Mona will look at the foundations and philosophy of ghazals and explore a different ways that poets across the globe are re-engaging with this mercurial form using different examples from a variety of authors including Agha Shahid Ali and Mimi Khalvati, and Australian writers such as Judith Wright and Philip Slalom.
There will be plenty of time for discussion and to ask your questions about how to read and write ghazals.
If you came to her ghazal masterclass in April, there will be considerable overlap reflecting on the features of the ghazal, but she will look at different examples.
The Ghazal: The ghazal is composed of couplets often sung, with intonations of melancholy, love, longing and metaphysical questions. It has it’s roots in 7th Century Arabia and was picked up in the 13th & 14th Century by Persian poets such as Rumi & Hafiz. In the 18th Century, the form thrived in Urdu.
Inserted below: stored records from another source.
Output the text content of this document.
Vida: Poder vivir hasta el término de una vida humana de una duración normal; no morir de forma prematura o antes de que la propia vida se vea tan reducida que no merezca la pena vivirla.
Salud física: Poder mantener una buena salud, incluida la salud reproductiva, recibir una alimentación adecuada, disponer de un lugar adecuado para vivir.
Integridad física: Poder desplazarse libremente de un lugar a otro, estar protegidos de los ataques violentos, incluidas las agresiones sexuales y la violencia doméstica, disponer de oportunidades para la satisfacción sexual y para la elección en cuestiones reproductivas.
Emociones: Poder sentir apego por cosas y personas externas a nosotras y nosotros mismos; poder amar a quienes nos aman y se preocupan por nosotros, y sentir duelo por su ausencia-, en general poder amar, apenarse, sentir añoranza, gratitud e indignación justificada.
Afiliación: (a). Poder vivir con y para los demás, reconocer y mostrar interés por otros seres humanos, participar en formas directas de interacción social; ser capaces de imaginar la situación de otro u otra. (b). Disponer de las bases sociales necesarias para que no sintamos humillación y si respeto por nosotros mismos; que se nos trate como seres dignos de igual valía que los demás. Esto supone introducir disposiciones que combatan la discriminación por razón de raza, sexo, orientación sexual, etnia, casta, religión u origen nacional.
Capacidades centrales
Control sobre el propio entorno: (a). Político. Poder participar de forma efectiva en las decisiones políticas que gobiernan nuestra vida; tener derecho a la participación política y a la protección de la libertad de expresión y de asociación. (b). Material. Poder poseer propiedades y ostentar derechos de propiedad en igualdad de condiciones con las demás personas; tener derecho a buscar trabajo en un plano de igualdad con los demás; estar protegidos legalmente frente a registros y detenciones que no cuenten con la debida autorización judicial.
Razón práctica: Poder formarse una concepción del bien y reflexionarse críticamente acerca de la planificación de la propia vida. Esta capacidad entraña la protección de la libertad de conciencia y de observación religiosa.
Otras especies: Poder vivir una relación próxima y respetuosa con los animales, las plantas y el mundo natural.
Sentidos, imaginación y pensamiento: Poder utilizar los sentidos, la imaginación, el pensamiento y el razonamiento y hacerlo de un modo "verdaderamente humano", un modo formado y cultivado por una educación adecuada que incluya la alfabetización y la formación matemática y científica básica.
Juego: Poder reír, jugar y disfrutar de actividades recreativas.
Mona Arshi worked as a Human rights lawyer at Liberty before she started writing poetry. Her debut collection ‘Small Hands’ won the Forward Prize for best first collection in 2015. Her poems and interviews have been published in The Times, The Guardian, Granta and The Times of India as well as on the London Underground. Mona’s second collection ‘Dear Big Gods’ was published in 2019 by Liverpool University Press. Her debut novel ‘Somebody Loves You’ is published in 2021. In the last few years Mona has judged some of the most prestigious poetry prizes in the UK, including the TS Eliot Prize, The Forwards, and The National Poetry Prize.
2 hr 30 mins
Limited to 16 people
Monday 25 October
DOUBLE CHECK YOUR TIMEZONES:
9.30am UK //4.30pm Western Australia // 7.30pm Australian AEDT e.g. Sydney
A useful link for checking other timezones: https://www.timeanddate.com/worldclock/meeting.html
£30 GBP (exchange rate automatically calculated by STRIPE)
Part of the UK/Australia Season of Culture: Who are we now? How can we describe, challenge or create new connections with our land and people in the 2020s? The masterclasses reflect on contemporary approaches to poetic techniques and forms.